Pillar Page
A pillar page is a long, comprehensive page that covers a broad topic in depth and links out to more specific cluster pages. It anchors a content cluster and signals topical authority to search engines.
What it is
A pillar page is typically 2,000–5,000 words covering one big topic at moderate depth. It's the 'one page to read if you read nothing else' on a subject. It often acts as a hub linking to 10–20 cluster pages that dive deeper into sub-topics.
Why it matters
Pillar pages tend to attract a disproportionate share of backlinks because they're useful as a reference. They rank for broader, higher-volume terms than cluster pages can. They also serve as conversion assets — long enough to fully answer the prospect's questions before the CTA.
Pillar page structure
- Strong hero with a benefit-led headline
- Table of contents (jump-link nav) — critical at this length
- Sectioned content matching the search intent (what is X, why it matters, types, how to choose, FAQs)

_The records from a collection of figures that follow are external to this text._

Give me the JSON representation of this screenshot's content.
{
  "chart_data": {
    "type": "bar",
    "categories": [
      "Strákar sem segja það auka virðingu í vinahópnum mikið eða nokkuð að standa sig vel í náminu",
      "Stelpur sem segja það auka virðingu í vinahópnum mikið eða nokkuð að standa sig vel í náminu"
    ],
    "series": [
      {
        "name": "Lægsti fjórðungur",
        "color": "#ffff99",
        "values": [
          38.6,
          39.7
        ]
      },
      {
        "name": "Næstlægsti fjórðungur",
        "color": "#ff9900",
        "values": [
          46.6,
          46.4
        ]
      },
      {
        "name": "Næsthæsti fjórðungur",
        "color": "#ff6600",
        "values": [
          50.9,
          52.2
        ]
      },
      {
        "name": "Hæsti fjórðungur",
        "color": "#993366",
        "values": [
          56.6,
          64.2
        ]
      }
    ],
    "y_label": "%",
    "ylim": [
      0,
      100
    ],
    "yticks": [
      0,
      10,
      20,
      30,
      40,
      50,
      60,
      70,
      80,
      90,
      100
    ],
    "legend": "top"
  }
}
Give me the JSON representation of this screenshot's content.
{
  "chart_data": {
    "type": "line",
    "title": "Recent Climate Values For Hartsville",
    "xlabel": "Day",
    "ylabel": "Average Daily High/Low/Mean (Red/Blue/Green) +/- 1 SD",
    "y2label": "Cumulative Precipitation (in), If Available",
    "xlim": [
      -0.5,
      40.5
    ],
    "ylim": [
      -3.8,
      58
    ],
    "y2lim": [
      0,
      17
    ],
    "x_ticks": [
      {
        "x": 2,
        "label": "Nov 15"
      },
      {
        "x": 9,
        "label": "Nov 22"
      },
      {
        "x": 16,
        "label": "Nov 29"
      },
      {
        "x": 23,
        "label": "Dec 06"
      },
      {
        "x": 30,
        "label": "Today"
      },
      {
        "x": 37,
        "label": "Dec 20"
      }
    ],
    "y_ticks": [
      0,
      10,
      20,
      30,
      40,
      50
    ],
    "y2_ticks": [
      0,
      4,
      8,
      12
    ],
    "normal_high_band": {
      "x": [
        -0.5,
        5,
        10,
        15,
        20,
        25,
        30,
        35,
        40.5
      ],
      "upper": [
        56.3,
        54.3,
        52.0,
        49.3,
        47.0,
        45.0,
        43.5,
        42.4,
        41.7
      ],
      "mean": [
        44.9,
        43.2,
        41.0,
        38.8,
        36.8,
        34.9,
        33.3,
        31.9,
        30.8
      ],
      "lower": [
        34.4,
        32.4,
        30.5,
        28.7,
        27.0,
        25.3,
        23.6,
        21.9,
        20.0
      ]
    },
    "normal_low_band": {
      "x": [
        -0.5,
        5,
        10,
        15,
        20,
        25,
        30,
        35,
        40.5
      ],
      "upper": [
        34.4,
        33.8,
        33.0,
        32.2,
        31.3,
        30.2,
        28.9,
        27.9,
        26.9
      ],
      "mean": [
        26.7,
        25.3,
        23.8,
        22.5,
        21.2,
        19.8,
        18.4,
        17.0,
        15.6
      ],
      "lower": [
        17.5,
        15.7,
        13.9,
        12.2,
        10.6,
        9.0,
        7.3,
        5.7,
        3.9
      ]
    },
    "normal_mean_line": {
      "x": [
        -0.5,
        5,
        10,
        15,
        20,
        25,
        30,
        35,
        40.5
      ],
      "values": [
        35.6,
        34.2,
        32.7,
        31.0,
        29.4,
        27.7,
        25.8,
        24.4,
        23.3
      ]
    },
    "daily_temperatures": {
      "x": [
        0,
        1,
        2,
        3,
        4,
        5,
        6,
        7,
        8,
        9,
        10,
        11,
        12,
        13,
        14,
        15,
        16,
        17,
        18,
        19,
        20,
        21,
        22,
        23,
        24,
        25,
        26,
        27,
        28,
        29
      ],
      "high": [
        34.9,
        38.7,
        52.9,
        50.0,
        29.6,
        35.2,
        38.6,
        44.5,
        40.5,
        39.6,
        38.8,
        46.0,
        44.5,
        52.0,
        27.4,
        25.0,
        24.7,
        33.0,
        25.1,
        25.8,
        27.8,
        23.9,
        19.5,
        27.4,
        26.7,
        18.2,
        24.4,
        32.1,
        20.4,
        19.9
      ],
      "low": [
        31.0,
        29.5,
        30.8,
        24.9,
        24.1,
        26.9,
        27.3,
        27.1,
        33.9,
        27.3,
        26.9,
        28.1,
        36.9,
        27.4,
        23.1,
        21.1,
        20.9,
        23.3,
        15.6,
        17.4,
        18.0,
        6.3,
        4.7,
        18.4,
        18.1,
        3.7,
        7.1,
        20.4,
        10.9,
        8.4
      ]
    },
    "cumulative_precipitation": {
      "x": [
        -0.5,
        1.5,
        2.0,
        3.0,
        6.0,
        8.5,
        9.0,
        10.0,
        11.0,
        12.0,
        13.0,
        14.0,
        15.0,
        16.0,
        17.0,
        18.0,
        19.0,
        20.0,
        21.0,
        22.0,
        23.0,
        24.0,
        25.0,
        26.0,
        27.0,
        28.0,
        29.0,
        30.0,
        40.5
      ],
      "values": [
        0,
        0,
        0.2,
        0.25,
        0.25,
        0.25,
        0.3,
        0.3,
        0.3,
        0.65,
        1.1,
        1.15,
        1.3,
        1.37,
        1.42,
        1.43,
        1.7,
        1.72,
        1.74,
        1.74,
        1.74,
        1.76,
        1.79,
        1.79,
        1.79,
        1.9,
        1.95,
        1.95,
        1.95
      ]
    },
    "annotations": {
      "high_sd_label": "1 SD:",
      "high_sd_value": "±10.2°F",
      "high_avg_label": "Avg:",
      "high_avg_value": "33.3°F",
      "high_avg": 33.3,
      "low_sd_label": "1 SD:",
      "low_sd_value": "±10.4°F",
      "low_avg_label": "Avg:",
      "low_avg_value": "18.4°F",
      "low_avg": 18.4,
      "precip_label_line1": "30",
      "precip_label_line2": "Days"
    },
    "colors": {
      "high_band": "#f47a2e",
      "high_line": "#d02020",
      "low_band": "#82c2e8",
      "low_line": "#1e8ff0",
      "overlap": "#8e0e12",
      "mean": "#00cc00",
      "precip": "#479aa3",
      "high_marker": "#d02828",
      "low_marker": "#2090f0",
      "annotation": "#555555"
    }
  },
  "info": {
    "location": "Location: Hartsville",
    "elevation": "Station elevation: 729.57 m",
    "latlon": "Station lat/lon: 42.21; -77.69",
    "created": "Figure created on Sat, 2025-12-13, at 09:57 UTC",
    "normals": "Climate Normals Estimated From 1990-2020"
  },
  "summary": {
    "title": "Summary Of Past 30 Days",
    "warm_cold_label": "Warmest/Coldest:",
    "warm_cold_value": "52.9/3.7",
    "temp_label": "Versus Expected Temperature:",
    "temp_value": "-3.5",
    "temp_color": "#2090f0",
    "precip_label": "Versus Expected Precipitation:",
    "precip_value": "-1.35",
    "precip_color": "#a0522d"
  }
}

- Internal links to 10+ cluster pages
- External links to 3–5 authoritative sources
- One or two strong CTAs (mid-page + end-page)
- Schema markup (Article, FAQPage, HowTo as relevant)
Frequently asked questions
Should a pillar page have a CTA?
Yes, but place it strategically — usually mid-scroll (after the user has consumed enough to be interested) and again at the bottom. Don't gate the content behind a form; keep it freely accessible.
How often should I update a pillar?
Quarterly minimum. Pillars are evergreen but rot quickly — new sub-topics, updated data, new examples should be folded in regularly.
Can a pillar page rank for multiple keywords?
Yes — that's part of its value. A well-built pillar typically ranks for 100+ related keywords once it gains authority.